The previous post, Disk Array Backup on EC2 Part II: Consistency Issues, described the challenges in performing EBS snapshot-based backups for disk arrays on EC2.
When performing a backup on an LVM data volume that spans multiple EBS volumes, one needs to make sure the snapshots are taken in a consistent state. AWS APIs do not currently allow snapshots of multiple volumes to be taken at the exact same point in time.
LVM allows creating LVM snapshots. LVM snapshots reside in the volume group of the original volume, and stores all the changes made to the original volume since the snapshot’s point in time. LVM snapshots shouldn’t be used as a backup infrastructure because:
- LVM uses a copy-on-write mechanism to copy changes to the snapshot area. This consumes resources and may affect the logical volume’s IO performance.
- The snapshot consumes storage space from primary disks.
- The snapshot relies on primary data, so if there’s data loss, corruption or outage, snapshots will be as useless as the primary data.
However, LVM snapshots can be a powerful way to ensure consistency when used in conjunction with EBS snapshots. All you need to do is to create an LVM snapshot with minimal storage space allocated, just before the EBS snapshots are taken.
Then, remove the LVM snapshots right after the EBS snapshots were initiated. With this approach, LVM snapshots are kept for a very short time, and neither affect performance nor consume significant storage space. They are removed after a short while, but are contained inside the EBS snapshots. So when recovered, LVM snapshots could be used to revert to the consistent state.
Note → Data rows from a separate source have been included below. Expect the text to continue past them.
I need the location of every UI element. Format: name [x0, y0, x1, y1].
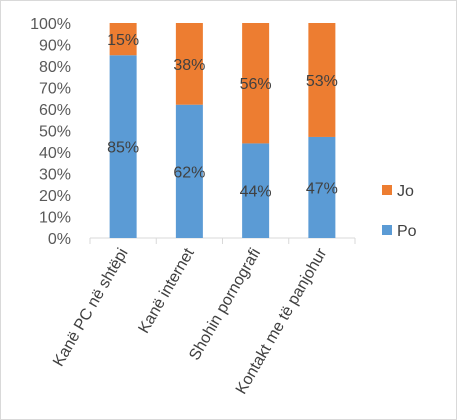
bar-jo-1	[175, 23, 203, 105]
y-tick-label: 80%	[39, 59, 71, 76]
data-label-jo: 56%	[240, 76, 272, 93]
legend-label-jo: Jo	[397, 183, 414, 200]
y-tick-label: 100%	[30, 16, 71, 33]
y-tick-label: 40%	[39, 145, 71, 162]
bar-po-2	[242, 143, 270, 238]
legend-swatch-po	[382, 225, 392, 235]
data-label-jo: 15%	[107, 32, 139, 49]
data-label-po: 85%	[107, 140, 139, 157]
data-label-po: 44%	[240, 184, 272, 201]
bar-po-0	[109, 55, 137, 238]
y-tick-label: 50%	[39, 124, 71, 141]
data-label-jo: 38%	[173, 57, 205, 74]
data-label-jo: 53%	[306, 73, 338, 90]
category-label: Shohin pornografi	[186, 246, 264, 364]
bar-po-3	[308, 136, 336, 238]
y-tick-label: 0%	[48, 231, 71, 248]
bar-jo-3	[308, 23, 336, 137]
y-tick-label: 60%	[39, 102, 71, 119]
y-tick-label: 10%	[39, 210, 71, 227]
y-tick-label: 70%	[39, 81, 71, 98]
category-label: Kanë internet	[136, 245, 199, 336]
y-tick-label: 20%	[39, 188, 71, 205]
bar-jo-0	[109, 23, 137, 56]
category-label: Kanë PC në shtëpi	[50, 246, 131, 370]
y-tick-label: 90%	[39, 38, 71, 55]
bar-po-1	[175, 104, 203, 238]
bar-jo-2	[242, 23, 270, 144]
data-label-po: 47%	[306, 180, 338, 197]
legend-label-po: Po	[397, 223, 417, 240]
legend-swatch-jo	[382, 185, 392, 195]
data-label-po: 62%	[173, 164, 205, 181]
y-tick-label: 30%	[39, 167, 71, 184]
By way of example, let’s assume N2WS is used – although the same code can also be used elsewhere. N2WS allows creating a backup policy for a bunch of instances or EBS volumes, and to define scripts to be executed just before and right after the EBS snapshots are taken – known as the “before” script and “after” script.
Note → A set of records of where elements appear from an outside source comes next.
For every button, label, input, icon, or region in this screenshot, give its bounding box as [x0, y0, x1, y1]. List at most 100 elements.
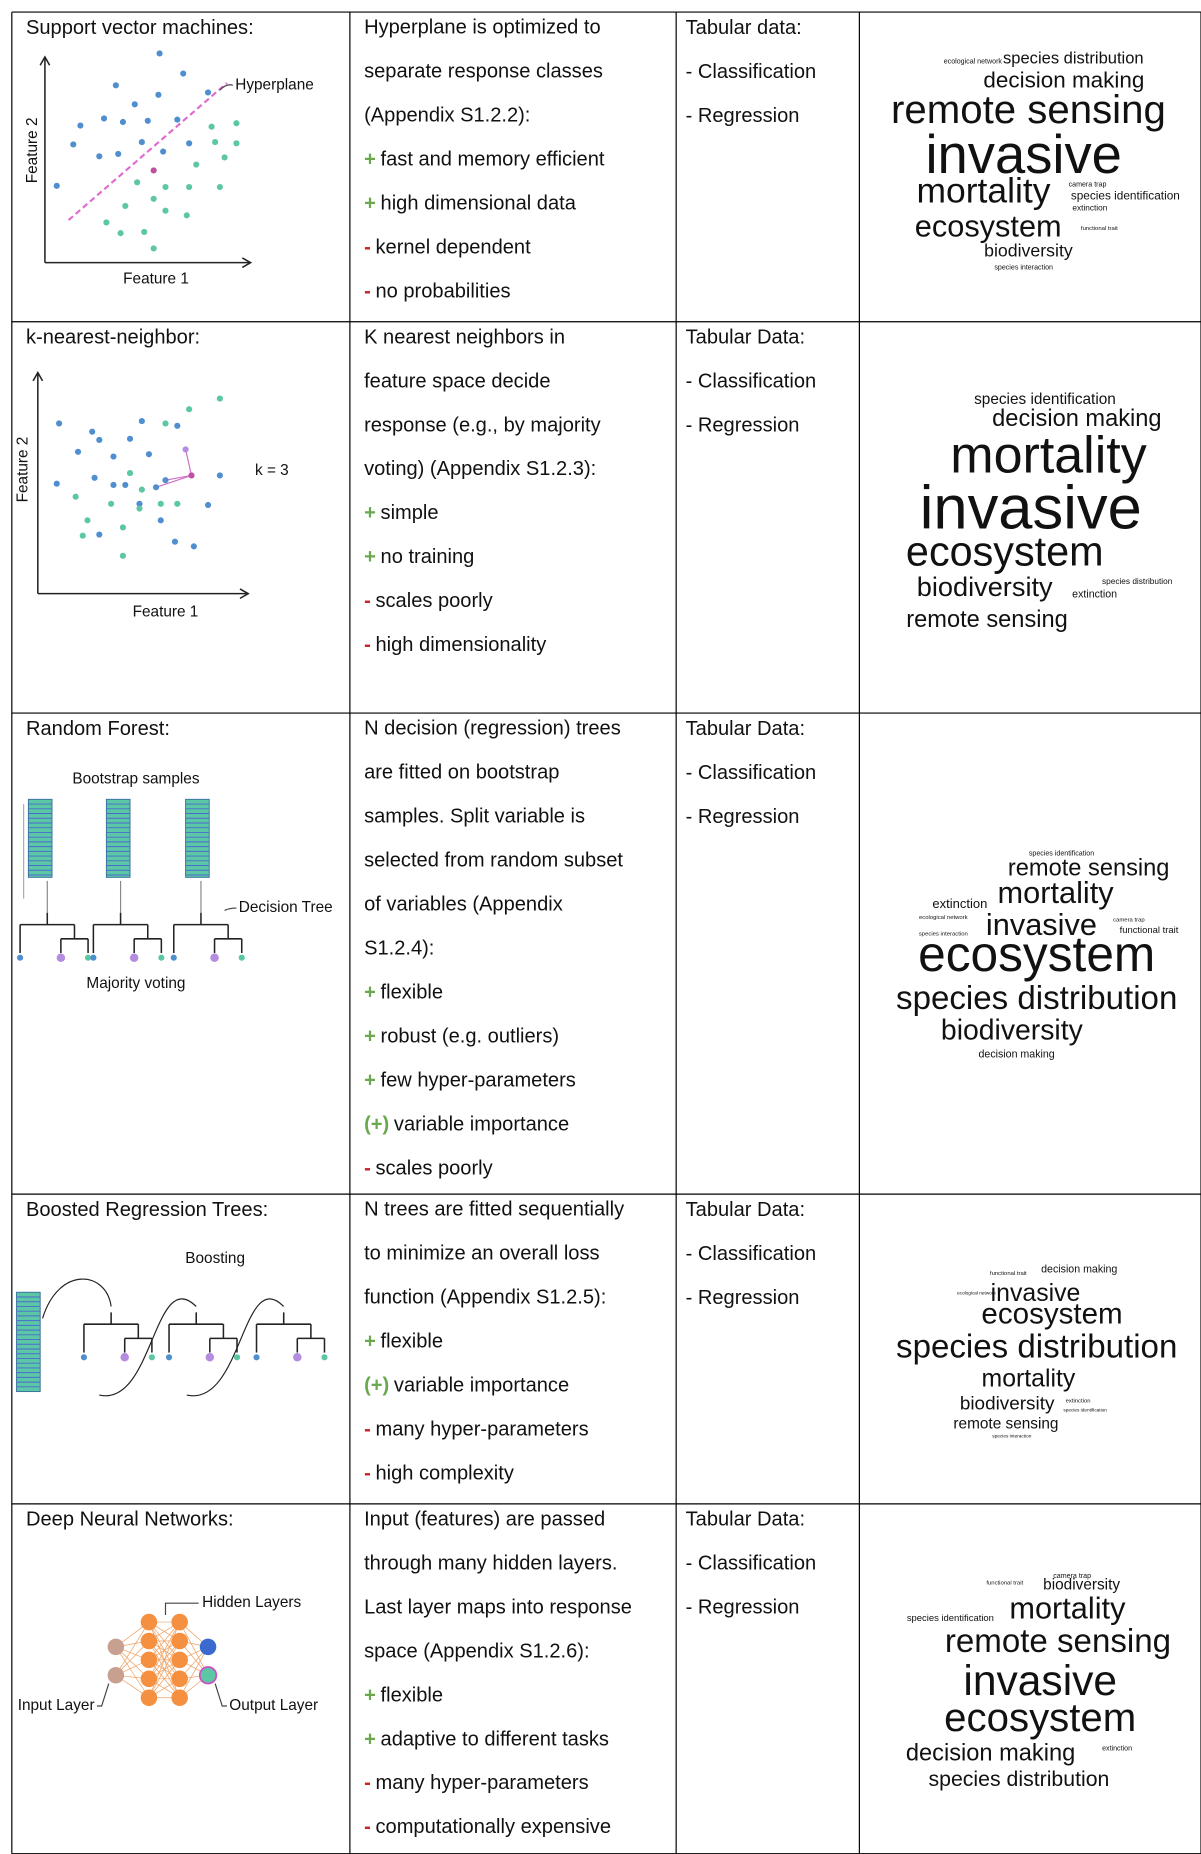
network-node	[171, 1689, 188, 1706]
data-type: - Regression	[686, 806, 800, 828]
word-cloud-word: species identification	[1071, 189, 1180, 203]
description-line: Last layer maps into response	[364, 1597, 632, 1619]
figure-dot	[157, 517, 164, 524]
figure-dot	[160, 148, 167, 155]
figure-dot	[150, 195, 157, 202]
figure-dot	[183, 212, 190, 219]
figure-dot	[204, 501, 212, 509]
figure-arrow	[32, 371, 44, 382]
figure-dot	[84, 954, 92, 961]
leader-line	[219, 84, 234, 91]
word-cloud-word: remote sensing	[891, 87, 1166, 132]
leader-line	[164, 1602, 199, 1615]
description-text: separate response classes	[364, 61, 603, 83]
method-title: Boosted Regression Trees:	[26, 1199, 268, 1221]
description-text: fast and memory efficient	[381, 149, 605, 171]
figure-dot	[138, 139, 145, 146]
sign: +	[364, 1026, 376, 1048]
figure-dot	[141, 228, 148, 236]
description-line: + high dimensional data	[364, 193, 577, 215]
word-cloud-word: species distribution	[896, 1329, 1177, 1366]
word-cloud-word: mortality	[998, 875, 1115, 910]
figure-dot	[174, 422, 181, 429]
figure-dot	[150, 167, 157, 174]
description-text: Hyperplane is optimized to	[364, 17, 601, 39]
figure-dot	[293, 1353, 302, 1362]
word-cloud-word: functional trait	[1081, 226, 1118, 232]
description-text: are fitted on bootstrap	[364, 762, 559, 784]
description-line: are fitted on bootstrap	[364, 762, 559, 784]
network-node	[140, 1632, 158, 1650]
figure-dot	[72, 493, 79, 500]
description-line: of variables (Appendix	[364, 894, 563, 916]
word-cloud-word: ecological network	[919, 915, 968, 921]
word-cloud-word: ecological network	[957, 1291, 996, 1297]
description-line: - kernel dependent	[364, 237, 531, 259]
word-cloud-word: ecosystem	[915, 209, 1062, 244]
figure-dot	[119, 552, 127, 559]
description-line: - no probabilities	[364, 281, 510, 303]
figure-label: Output Layer	[229, 1697, 318, 1714]
data-type: Tabular Data:	[686, 1509, 805, 1531]
sign: -	[364, 281, 371, 303]
description-line: K nearest neighbors in	[364, 327, 565, 349]
description-text: flexible	[381, 982, 444, 1004]
word-cloud-word: extinction	[932, 896, 987, 911]
figure-label: Feature 2	[24, 117, 41, 183]
word-cloud-word: invasive	[986, 907, 1097, 942]
figure-dot	[205, 1353, 215, 1362]
figure-dot	[162, 207, 169, 214]
word-cloud-word: camera trap	[1113, 917, 1145, 923]
description-line: + flexible	[364, 1331, 443, 1353]
description-text: few hyper-parameters	[381, 1070, 576, 1092]
figure-dot	[170, 954, 177, 961]
word-cloud-word: biodiversity	[960, 1394, 1055, 1415]
description-text: (Appendix S1.2.2):	[364, 105, 530, 127]
figure-label: k = 3	[255, 462, 289, 479]
word-cloud-word: species identification	[1063, 1408, 1107, 1414]
word-cloud-word: species identification	[907, 1613, 994, 1624]
figure-dot	[321, 1354, 328, 1361]
description-text: flexible	[381, 1331, 444, 1353]
description-line: + fast and memory efficient	[364, 149, 605, 171]
figure-dot	[165, 1354, 173, 1361]
network-node	[107, 1638, 125, 1656]
word-cloud-word: biodiversity	[1043, 1576, 1120, 1593]
word-cloud-word: invasive	[991, 1280, 1081, 1307]
word-cloud-word: functional trait	[986, 1581, 1023, 1587]
figure-dot	[193, 161, 200, 168]
description-line: Input (features) are passed	[364, 1509, 605, 1531]
description-line: S1.2.4):	[364, 938, 434, 960]
network-node	[171, 1670, 188, 1688]
word-cloud-word: mortality	[950, 427, 1146, 485]
network-node	[171, 1651, 188, 1669]
network-node	[199, 1638, 217, 1656]
word-cloud-word: invasive	[963, 1657, 1117, 1705]
description-text: variable importance	[394, 1114, 569, 1136]
figure-dot	[174, 500, 181, 507]
description-line: + flexible	[364, 982, 443, 1004]
leader-line	[224, 907, 237, 911]
word-cloud-word: ecosystem	[918, 926, 1155, 982]
figure-dot	[84, 517, 91, 524]
figure-dot	[91, 474, 98, 481]
figure-line	[179, 1646, 209, 1698]
hyperplane	[67, 82, 228, 221]
description-line: function (Appendix S1.2.5):	[364, 1287, 606, 1309]
data-type: - Regression	[686, 415, 800, 437]
data-type: - Classification	[686, 1553, 817, 1575]
figure-label: Majority voting	[86, 975, 185, 992]
figure-dot	[117, 230, 124, 237]
description-text: simple	[381, 503, 439, 525]
bootstrap-column	[27, 798, 53, 878]
description-text: feature space decide	[364, 371, 550, 393]
figure-dot	[233, 120, 240, 127]
description-line: voting) (Appendix S1.2.3):	[364, 459, 596, 481]
network-node	[107, 1666, 125, 1684]
figure-dot	[79, 532, 86, 539]
word-cloud-word: decision making	[1041, 1264, 1117, 1276]
figure-arrow	[241, 257, 253, 269]
figure-dot	[156, 50, 163, 57]
sign: (+)	[364, 1375, 389, 1397]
These scripts are executed in the N2WS server instance and use SSH to connect to the backed up instance, performing whatever operations are needed. Assuming the “before” script first performed quiescence on the application (if needed), we’ll review here only the LVM snapshot code:
#!/bin/bash
ssh -i <ssh private key file> <user>@<address of instance> "lvcreate -n snapvolcpm -L 1G -s /dev/mapper/VolGroup00-MyVol00"
if [ $? -gt 0 ]; then
echo "Failed taking lvm snapshot" 1>&2
exit 1
else
echo "lvm snapshot succeeded" 1>&2
fi
This script connects to the instance using SSH and performs a command to create an LVM snapshot with a pre-defined name. This version is a bit simplified; in a production script there may be additional error checking.
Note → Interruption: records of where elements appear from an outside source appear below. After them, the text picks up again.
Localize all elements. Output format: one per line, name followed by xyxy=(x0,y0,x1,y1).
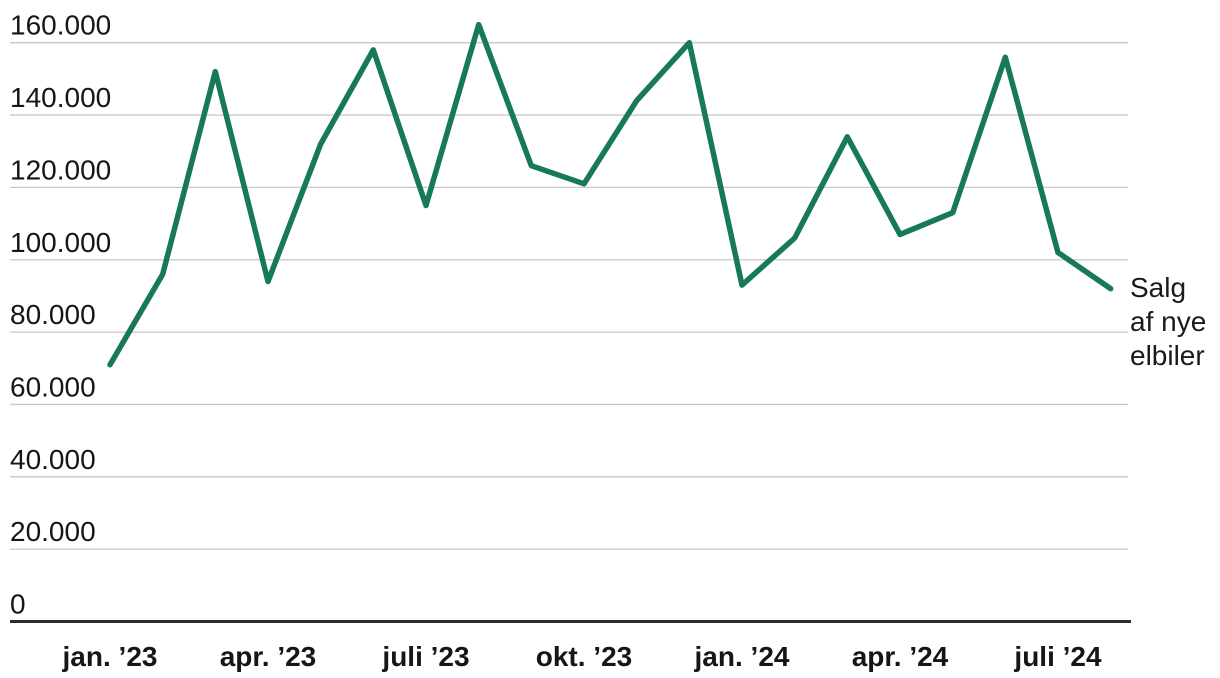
y-tick-label: 60.000 xyxy=(10,371,96,402)
y-tick-label: 140.000 xyxy=(10,82,111,113)
x-tick-label: jan. ’24 xyxy=(694,641,790,672)
y-tick-label: 20.000 xyxy=(10,516,96,547)
series-annotation-line-1: Salg xyxy=(1130,272,1186,303)
y-tick-label: 0 xyxy=(10,589,26,620)
x-tick-label: jan. ’23 xyxy=(62,641,158,672)
y-axis-tick-labels: 0 20.000 40.000 60.000 80.000 100.000 120.000 1… xyxy=(10,10,111,620)
x-tick-label: juli ’24 xyxy=(1013,641,1102,672)
y-tick-label: 160.000 xyxy=(10,10,111,41)
x-tick-label: apr. ’24 xyxy=(852,641,949,672)
y-tick-label: 80.000 xyxy=(10,299,96,330)
x-tick-label: apr. ’23 xyxy=(220,641,317,672)
series-annotation-line-2: af nye xyxy=(1130,306,1206,337)
y-tick-label: 120.000 xyxy=(10,154,111,185)
x-tick-label: juli ’23 xyxy=(381,641,469,672)
ev-sales-series-line xyxy=(107,21,1114,368)
y-tick-label: 40.000 xyxy=(10,444,96,475)
series-annotation-line-3: elbiler xyxy=(1130,340,1205,371)
y-gridlines xyxy=(10,42,1128,550)
x-tick-label: okt. ’23 xyxy=(536,641,632,672)
x-axis-tick-labels: jan. ’23 apr. ’23 juli ’23 okt. ’23 jan. ’24… xyxy=(62,641,1102,672)
series-annotation: Salg af nye elbiler xyxy=(1130,272,1206,371)
y-tick-label: 100.000 xyxy=(10,227,111,258)
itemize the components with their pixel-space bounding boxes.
If the backup policy contains more than one LVM volume group, there may be need to create more than one LVM snapshot. In the “after” script, the LVM snapshots will simply be removed:
#!/bin/bash
if [ $1 -eq 0 ]; then
echo "There was an issue running the first script" 1>&2
fi
ssh -i <ssh private key file> <user>@<address of instance> "lvremove --force /dev/VolGroup00/snapvolcpm"
if [ $? -gt 0 ]; then
echo "Failed removing lvm snapshot" 1>&2
exit 1
else
echo "remove lvm snapshot succeeded" 1>&2
fi
After configuring these scripts, LVM doesn’t contain any snapshots most of the time, but EBS snapshots will contain LVM snapshots which can be used in case of recovery. When recovering the instance with all EBS volumes, the first thing that needs to be done is to revert to the LVM snapshots. Thus, after logging in to the newly created instance, type:
umount /dev/mapper/VolGroup00-MyVol00
lvconvert --merge /dev/VolGroup00/snapvolcpm
mount /dev/mapper/VolGroup00-MyVol00 /volume_mountpoint
These commands unmount the volume, merge the snapshot with the main volume, and then re-mount it.
With this approach, you are able to perform backup using EBS snapshots, with all their advantages, and still make sure that the backup is consistent in the volume manager level.